Flux sending model to gpu does not behave well


I have a pretrained custom model which I use it as the input for a second model.
I can send the first model to gpu without any issue and save the model parameters as expected. The second model just copies the parameters of the first model and creates another custom model. But when I send this 2nd custom model to gpu it simply does not.

For the mwe:

using Flux: Embedding, EmbeddingBag
using BSON: @save

# this is from first model
struct GEmbeddings                                                                                                                                                         

function createParams(VSIZE::Int64, IN_DIM::Int64)                                                                                                            
    WE = Embedding(VSIZE, IN_DIM, init=Flux.truncated_normal());                                                                                              
    CE = Embedding(VSIZE, IN_DIM, init=Flux.truncated_normal());                                                                                              
    wbias = Embedding(VSIZE, 1, init=Flux.truncated_normal());                                                                                                
    cbias = Embedding(VSIZE, 1, init=Flux.truncated_normal());                                                                                                
    return WE, CE, wbias, cbias                                                                                                                       

# this is for the second model
struct GEmbeddings2                                                                                                                                                          

# copy parameters of the first model as embedding bag

# copy and create Parameters                                                                                                     
function ccParams(model::Glove)                                                                                                                             
    names = fieldnames(typeof(model))                                                                                                                        
    fields = map(name -> getfield(model, name), names)                                                                                                        
    WE, CE, wbias, cbias = map(x -> EmbeddingBag(size(x.weight, 2) => 
                                                   size(x.weight, 1); init=(_,_) -> x.weight) , fields)                                                                                                                                                                                     
    return GEmbeddings2(WE, CE, wbias, cbias)                                                                                                                  

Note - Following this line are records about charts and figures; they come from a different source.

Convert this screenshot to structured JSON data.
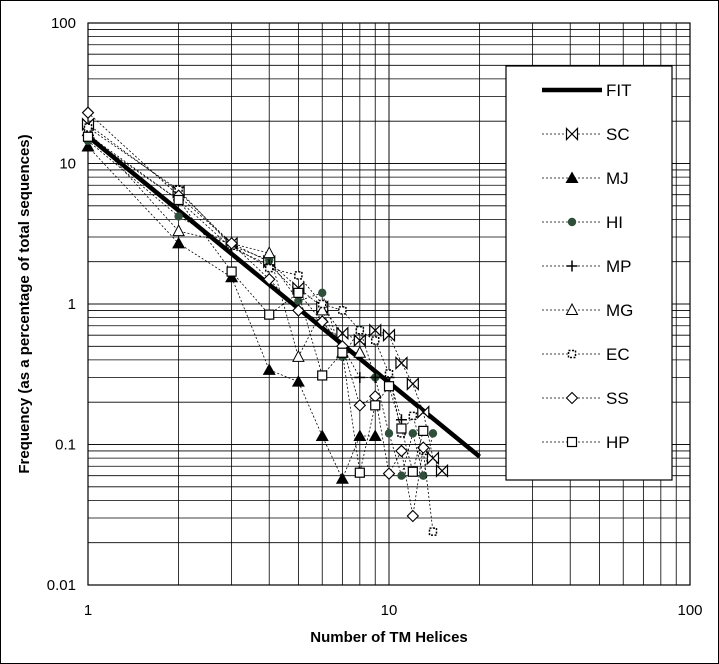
{
  "chart_data": {
    "type": "scatter",
    "title": "",
    "xlabel": "Number of TM Helices",
    "ylabel": "Frequency (as a percentage of total sequences)",
    "xscale": "log",
    "yscale": "log",
    "xlim": [
      1,
      100
    ],
    "ylim": [
      0.01,
      100
    ],
    "x_ticks": [
      "1",
      "10",
      "100"
    ],
    "y_ticks": [
      "100",
      "10",
      "1",
      "0.1",
      "0.01"
    ],
    "grid": true,
    "legend_position": "right",
    "series": [
      {
        "name": "FIT",
        "marker": "none",
        "line": "solid-thick",
        "points": [
          [
            1,
            15.6
          ],
          [
            20,
            0.082
          ]
        ]
      },
      {
        "name": "SC",
        "marker": "bowtie",
        "line": "dotted",
        "points": [
          [
            1,
            19
          ],
          [
            2,
            6.3
          ],
          [
            3,
            2.7
          ],
          [
            4,
            2.0
          ],
          [
            5,
            1.3
          ],
          [
            6,
            0.95
          ],
          [
            7,
            0.62
          ],
          [
            8,
            0.55
          ],
          [
            9,
            0.65
          ],
          [
            10,
            0.6
          ],
          [
            11,
            0.38
          ],
          [
            12,
            0.27
          ],
          [
            13,
            0.17
          ],
          [
            14,
            0.08
          ],
          [
            15,
            0.065
          ]
        ]
      },
      {
        "name": "MJ",
        "marker": "filled-triangle",
        "line": "dotted",
        "points": [
          [
            1,
            13.2
          ],
          [
            2,
            2.7
          ],
          [
            3,
            1.55
          ],
          [
            4,
            0.34
          ],
          [
            5,
            0.28
          ],
          [
            6,
            0.115
          ],
          [
            7,
            0.057
          ],
          [
            8,
            0.115
          ],
          [
            9,
            0.115
          ]
        ]
      },
      {
        "name": "HI",
        "marker": "filled-circle",
        "line": "dotted",
        "points": [
          [
            1,
            14.5
          ],
          [
            2,
            4.2
          ],
          [
            3,
            2.6
          ],
          [
            4,
            2.05
          ],
          [
            5,
            1.05
          ],
          [
            6,
            1.2
          ],
          [
            7,
            0.42
          ],
          [
            8,
            0.66
          ],
          [
            9,
            0.3
          ],
          [
            10,
            0.12
          ],
          [
            11,
            0.06
          ],
          [
            12,
            0.12
          ],
          [
            13,
            0.06
          ],
          [
            14,
            0.12
          ]
        ]
      },
      {
        "name": "MP",
        "marker": "plus",
        "line": "dotted",
        "points": [
          [
            1,
            16
          ],
          [
            2,
            5.5
          ],
          [
            3,
            2.5
          ],
          [
            4,
            1.9
          ],
          [
            5,
            1.2
          ],
          [
            6,
            0.75
          ],
          [
            7,
            0.5
          ],
          [
            8,
            0.3
          ],
          [
            9,
            0.3
          ],
          [
            10,
            0.3
          ],
          [
            11,
            0.15
          ]
        ]
      },
      {
        "name": "MG",
        "marker": "open-triangle",
        "line": "dotted",
        "points": [
          [
            1,
            17
          ],
          [
            2,
            3.3
          ],
          [
            3,
            2.7
          ],
          [
            4,
            2.3
          ],
          [
            5,
            0.42
          ],
          [
            6,
            0.9
          ],
          [
            7,
            0.45
          ],
          [
            8,
            0.45
          ]
        ]
      },
      {
        "name": "EC",
        "marker": "small-square",
        "line": "dotted",
        "points": [
          [
            1,
            18
          ],
          [
            2,
            6.5
          ],
          [
            3,
            2.6
          ],
          [
            4,
            1.8
          ],
          [
            5,
            1.6
          ],
          [
            6,
            1.0
          ],
          [
            7,
            0.9
          ],
          [
            8,
            0.65
          ],
          [
            9,
            0.55
          ],
          [
            10,
            0.32
          ],
          [
            11,
            0.12
          ],
          [
            12,
            0.16
          ],
          [
            13,
            0.09
          ],
          [
            14,
            0.024
          ]
        ]
      },
      {
        "name": "SS",
        "marker": "open-diamond",
        "line": "dotted",
        "points": [
          [
            1,
            23
          ],
          [
            2,
            5.9
          ],
          [
            3,
            2.7
          ],
          [
            4,
            1.5
          ],
          [
            5,
            0.9
          ],
          [
            6,
            0.75
          ],
          [
            7,
            0.5
          ],
          [
            8,
            0.19
          ],
          [
            9,
            0.22
          ],
          [
            10,
            0.062
          ],
          [
            11,
            0.09
          ],
          [
            12,
            0.031
          ],
          [
            13,
            0.095
          ]
        ]
      },
      {
        "name": "HP",
        "marker": "open-square",
        "line": "dotted",
        "points": [
          [
            1,
            15.5
          ],
          [
            2,
            5.5
          ],
          [
            3,
            1.7
          ],
          [
            4,
            0.84
          ],
          [
            5,
            1.2
          ],
          [
            6,
            0.31
          ],
          [
            7,
            0.45
          ],
          [
            8,
            0.063
          ],
          [
            9,
            0.19
          ],
          [
            10,
            0.26
          ],
          [
            11,
            0.13
          ],
          [
            12,
            0.064
          ],
          [
            13,
            0.125
          ]
        ]
      }
    ]
  }
}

# creating 1st model (Glove)
WE, CE, wbias, cbias = createParams(10, 20) # dummy inputs 
model = GEmbeddings(WE, CE, wbias, cbias) |> gpu # works perfectly fine
# returns all parameters as expected
model2 =  ccParams(model) 
# does not send the parameters to gpu
model2_gpu = model2 |> gpu 

In order to send the parameters of the 2nd model to gpu, I have to call |> gpu for every EmbeddingBag: WE, CE, … I am also ok with that. But the annoying thing is that when I try to save the 2nd model parameters, which I have to send them to cpu, I cannot see them. In execution of the model file, the model seems to save the parameters but when training finishes I do not get any values from the saved .bson files.

Could some help ?


The gpu and cpu functions require that model compontents holding parameters implement the functor methods from Functors.jl and I dont see that in your mwe code.

Should just be a matter of adding @functor GEmbeddings after the struct definition.

Thank you! Actually, for my 2nd model, I build a custom chain model.

struct MyCustom
Flux.@functor MyCustom

my_custom = chain(model2, dense(x, y)) 
new_model = MyCustom(my_custom) |> gpu

I thought the last line would send the model to the gpu.